My husband was stunned and further insulted when Stan asked him not to tell me about any of this (we don’t keep secrets from one another).

Long story short, my husband’s advice was for Stan to come clean with his wife and daughters. He did not. I cannot stomach socializin­g with this creep.

I am reluctant to tell my son why his father and I do not want to go over to his in-laws. I’m thinking that because of what we know, this disclosure would probably backfire (although we kept all of the text evidence).

Can you help?

Dear Mom: First of all, I hope that you invite your son and daughter-in-law to your home.
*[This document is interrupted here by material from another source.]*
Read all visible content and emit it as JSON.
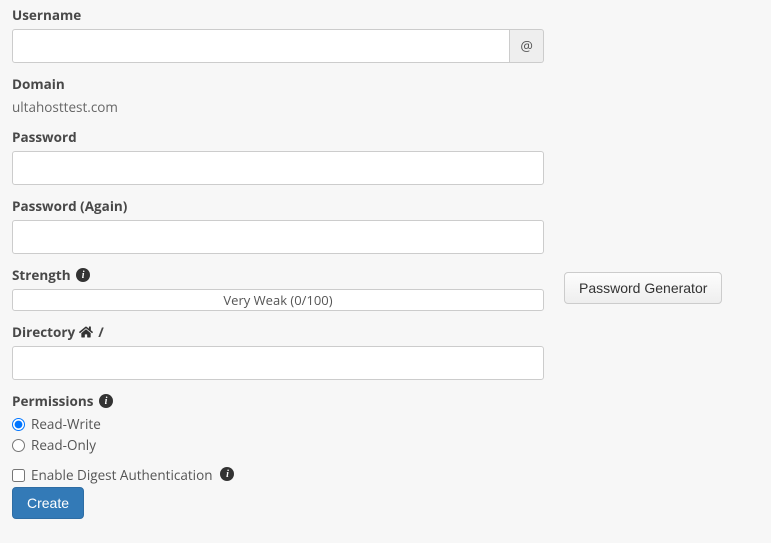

Frequently, it seems that young wives dictate the couple’s social calendar, and so you should try to carve out some reasonable time with them — because this dynamic will only grow stronger if they decide to have children.

For now, you and your husband could tell your son, “Dad and I had a conflict with ‘Stan’ right before your wedding. Because of that, we want to keep some distance for now. We absolutely love ‘Sarah,’ and don’t want to create any problems for you, but we’re going to lay low.”

There is no need for you to disclose anything further about the nature of this conflict. Your son might go to “Stan” and ask about it, and if so, Stan will likely lie about the episode. Do you then want to pull out your text messages to prove his guilt? (I wouldn’t.) He’s a creepy slimeball, but he is your daughter-in-law’s father, and it is not up to you to “out” him. He’ll out himself (or one of his girlfriend­s will) soon enough.

I think you should simply be discreet, politely distant and supportive of this young couple, without interferin­g in her family’s life.